Jan lets you run AI on your own hardware, and with 1-click installs for the latest models. Easy-to-use yet powerful, with helpful tools to monitor and manage software-hardware performance.

Jan runs on a wide variety of hardware. We run on consumer-grade GPUs and Mac Minis, as well as datacenter-grade DGX H100 clusters.

Jan can be run as a server or cloud-native application for enterprise. We offer enterprise plugins for LDAP integration and Audit Logs. Contact us at [email protected] for more details.

Jan is free, open core, and Sustainable Use Licensed.

Demo

Jan Web GIF

Features

Self-Hosted AI

  • Self-hosted Llama2 and LLMs
  • Self-hosted StableDiffusion and Controlnet
  • 1-click installs for Models (coming soon)

3rd-party AIs

  • Connect to ChatGPT, Claude via API Key (coming soon)
  • Security policy engine for 3rd-party AIs (coming soon)
  • Pre-flight PII and Sensitive Data checks (coming soon)

Multi-Device

  • Web App
  • Jan Mobile support for custom Jan server (in progress)
  • Cloud deployments (coming soon)

Organization Tools

  • Multi-user support
  • Audit and Usage logs (coming soon)
  • Compliance and Audit policy (coming soon)

Hardware Support

  • Nvidia GPUs
  • Apple Silicon (in progress)
  • CPU support via llama.cpp
  • Nvidia GPUs using TensorRT (in progress)

Documentation

👋 https://docs.jan.ai (Work in Progress)

Installation

⚠️ Jan is currently in Development: Expect breaking changes and bugs!

Step 1: Install Docker

Jan is currently packaged as a Docker Compose application.

Step 2: Clone Repo

git clone https://github.com/janhq/jan.git
cd jan

Step 3: Configure .env

We provide a sample .env file that you can use to get started.

cp sample.env .env

You will need to set the following .env variables

# TODO: Document .env variables

Step 4: Install Models

Note: These step will change soon as we will be switching to Nitro, an Accelerated Inference Server written in C++

Step 4.1: Install Mamba

For complete Mambaforge installation instructions, see miniforge repo

Install Mamba to handle native python binding (which can yield better performance on Mac M/ NVIDIA)
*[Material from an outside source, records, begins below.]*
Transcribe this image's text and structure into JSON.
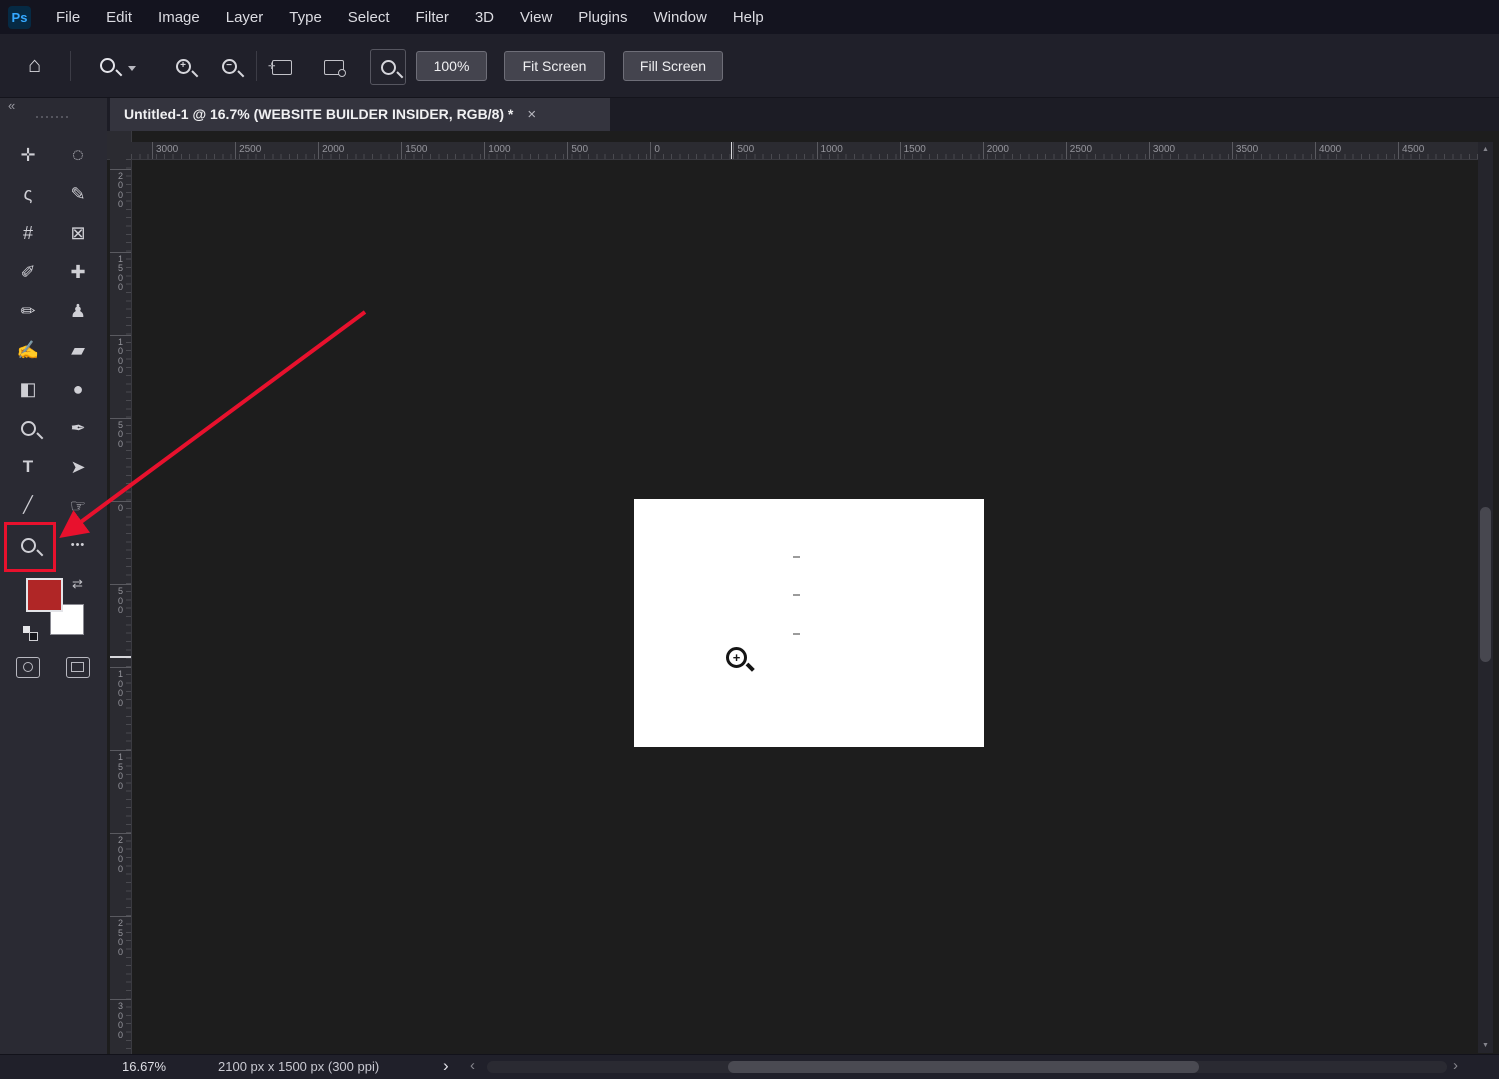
{
  "menubar": {
    "logo": "Ps",
    "items": [
      {
        "label": "File"
      },
      {
        "label": "Edit"
      },
      {
        "label": "Image"
      },
      {
        "label": "Layer"
      },
      {
        "label": "Type"
      },
      {
        "label": "Select"
      },
      {
        "label": "Filter"
      },
      {
        "label": "3D"
      },
      {
        "label": "View"
      },
      {
        "label": "Plugins"
      },
      {
        "label": "Window"
      },
      {
        "label": "Help"
      }
    ]
  },
  "options": {
    "zoom_percent": "100%",
    "fit_screen": "Fit Screen",
    "fill_screen": "Fill Screen"
  },
  "tab": {
    "title": "Untitled-1 @ 16.7% (WEBSITE BUILDER INSIDER, RGB/8) *",
    "close_icon": "×"
  },
  "panel": {
    "collapse_label": "«"
  },
  "toolbar": {
    "tools": [
      {
        "name": "move-tool",
        "icon": "✛"
      },
      {
        "name": "elliptical-marquee-tool",
        "icon": "◌"
      },
      {
        "name": "lasso-tool",
        "icon": "ς"
      },
      {
        "name": "quick-selection-tool",
        "icon": "✎"
      },
      {
        "name": "crop-tool",
        "icon": "#"
      },
      {
        "name": "frame-tool",
        "icon": "⊠"
      },
      {
        "name": "eyedropper-tool",
        "icon": "✐"
      },
      {
        "name": "spot-healing-brush-tool",
        "icon": "✚"
      },
      {
        "name": "brush-tool",
        "icon": "✏"
      },
      {
        "name": "clone-stamp-tool",
        "icon": "♟"
      },
      {
        "name": "history-brush-tool",
        "icon": "✍"
      },
      {
        "name": "eraser-tool",
        "icon": "▰"
      },
      {
        "name": "gradient-tool",
        "icon": "◧"
      },
      {
        "name": "blur-tool",
        "icon": "●"
      },
      {
        "name": "dodge-tool",
        "icon": "magnifier"
      },
      {
        "name": "pen-tool",
        "icon": "✒"
      },
      {
        "name": "type-tool",
        "icon": "T"
      },
      {
        "name": "path-selection-tool",
        "icon": "➤"
      },
      {
        "name": "line-tool",
        "icon": "╱"
      },
      {
        "name": "hand-tool",
        "icon": "☞"
      },
      {
        "name": "zoom-tool",
        "icon": "magnifier"
      },
      {
        "name": "more-tools",
        "icon": "•••"
      }
    ]
  },
  "rulers": {
    "horizontal": [
      "3000",
      "2500",
      "2000",
      "1500",
      "1000",
      "500",
      "0",
      "500",
      "1000",
      "1500",
      "2000",
      "2500",
      "3000",
      "3500",
      "4000",
      "4500"
    ],
    "vertical": [
      "2000",
      "1500",
      "1000",
      "500",
      "0",
      "500",
      "1000",
      "1500",
      "2000",
      "2500",
      "3000"
    ]
  },
  "statusbar": {
    "zoom_level": "16.67%",
    "document_info": "2100 px x 1500 px (300 ppi)"
  },
  "icons": {
    "home": "⌂",
    "chevron_right": "›",
    "chevron_left": "‹",
    "scroll_up": "▲",
    "scroll_down": "▼",
    "swap": "⇄"
  },
  "colors": {
    "accent_red": "#e8112d",
    "foreground_color": "#b02626",
    "background_color": "#ffffff"
  }
}
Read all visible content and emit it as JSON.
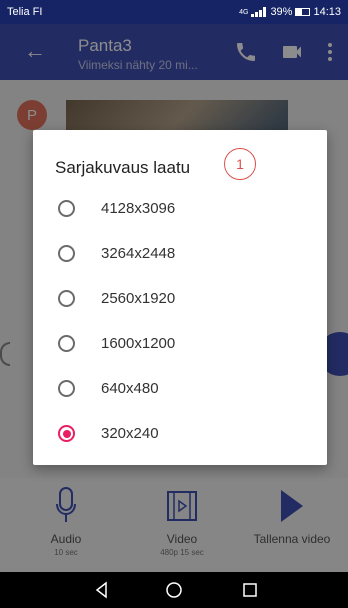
{
  "status": {
    "carrier": "Telia FI",
    "network": "4G",
    "battery": "39%",
    "time": "14:13"
  },
  "appbar": {
    "title": "Panta3",
    "subtitle": "Viimeksi nähty 20 mi..."
  },
  "chat": {
    "avatar_letter": "P"
  },
  "bottom_bar": {
    "audio": {
      "label": "Audio",
      "sub": "10 sec"
    },
    "video": {
      "label": "Video",
      "sub": "480p 15 sec"
    },
    "record": {
      "label": "Tallenna video"
    }
  },
  "dialog": {
    "title": "Sarjakuvaus laatu",
    "badge": "1",
    "options": [
      {
        "label": "4128x3096",
        "selected": false
      },
      {
        "label": "3264x2448",
        "selected": false
      },
      {
        "label": "2560x1920",
        "selected": false
      },
      {
        "label": "1600x1200",
        "selected": false
      },
      {
        "label": "640x480",
        "selected": false
      },
      {
        "label": "320x240",
        "selected": true
      }
    ]
  },
  "colors": {
    "appbar": "#3f51b5",
    "statusbar": "#162466",
    "accent": "#e91e63",
    "badge": "#d9534f"
  }
}
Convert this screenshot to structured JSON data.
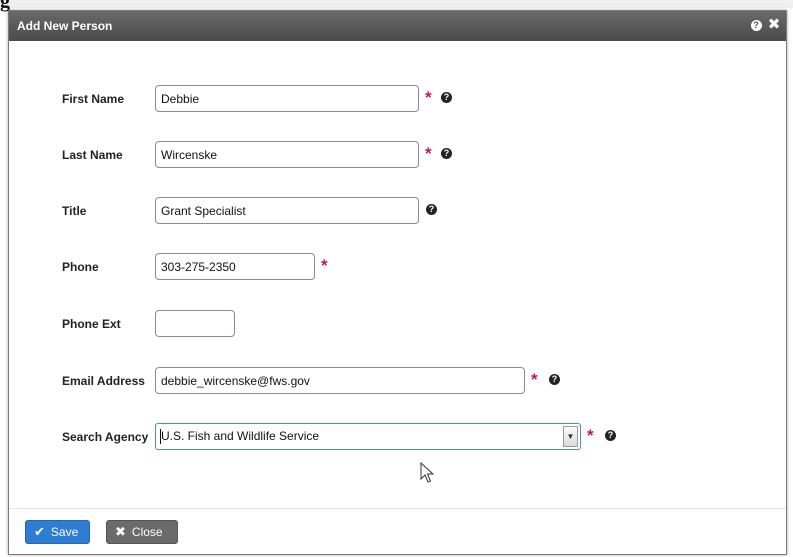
{
  "background": {
    "heading": "g"
  },
  "dialog": {
    "title": "Add New Person",
    "help_icon": "question-circle-icon",
    "close_icon": "close-icon"
  },
  "form": {
    "first_name": {
      "label": "First Name",
      "value": "Debbie",
      "required": true,
      "help": true
    },
    "last_name": {
      "label": "Last Name",
      "value": "Wircenske",
      "required": true,
      "help": true
    },
    "title": {
      "label": "Title",
      "value": "Grant Specialist",
      "required": false,
      "help": true
    },
    "phone": {
      "label": "Phone",
      "value": "303-275-2350",
      "required": true,
      "help": false
    },
    "phone_ext": {
      "label": "Phone Ext",
      "value": "",
      "required": false,
      "help": false
    },
    "email": {
      "label": "Email Address",
      "value": "debbie_wircenske@fws.gov",
      "required": true,
      "help": true
    },
    "agency": {
      "label": "Search Agency",
      "value": "U.S. Fish and Wildlife Service",
      "required": true,
      "help": true
    }
  },
  "symbols": {
    "required": "*",
    "help": "?",
    "close": "✖",
    "check": "✔",
    "dropdown": "▼"
  },
  "buttons": {
    "save": "Save",
    "close": "Close"
  },
  "colors": {
    "titlebar": "#555555",
    "save": "#2d7dd2",
    "close": "#6b6b6b",
    "required": "#c2185b"
  }
}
curl -L -O "https://github.com/conda-forge/miniforge/releases/latest/download/Mambaforge-$(uname)-$(uname -m).sh"
bash Mambaforge-$(uname)-$(uname -m).sh
rm Mambaforge-$(uname)-$(uname -m).sh

# Create environment
conda create -n jan python=3.9.16
conda activate jan

Uninstall any previous versions of llama-cpp-python

pip uninstall llama-cpp-python -y

Step 4.2: Install llama-cpp-python

Note: This step will change soon once Nitro (our accelerated inference server written in C++) is released

  • On Mac
# See https://github.com/abetlen/llama-cpp-python/blob/main/docs/install/macos.md
CMAKE_ARGS="-DLLAMA_METAL=on" FORCE_CMAKE=1 pip install -U llama-cpp-python --no-cache-dir
pip install 'llama-cpp-python[server]'
  • On Linux with NVIDIA GPU Hardware Acceleration
# See https://github.com/abetlen/llama-cpp-python#installation-with-hardware-acceleration
CMAKE_ARGS="-DLLAMA_CUBLAS=on" FORCE_CMAKE=1 pip install llama-cpp-python
pip install 'llama-cpp-python[server]'
  • On Linux with Intel/ AMD CPU (support for AVX-2/ AVX-512)
CMAKE_ARGS="-DLLAMA_BLAS=ON -DLLAMA_BLAS_VENDOR=OpenBLAS" FORCE_CMAKE=1 pip install llama-cpp-python
pip install 'llama-cpp-python[server]'

We recommend that Llama2-7B (4-bit quantized) as a basic model to get started.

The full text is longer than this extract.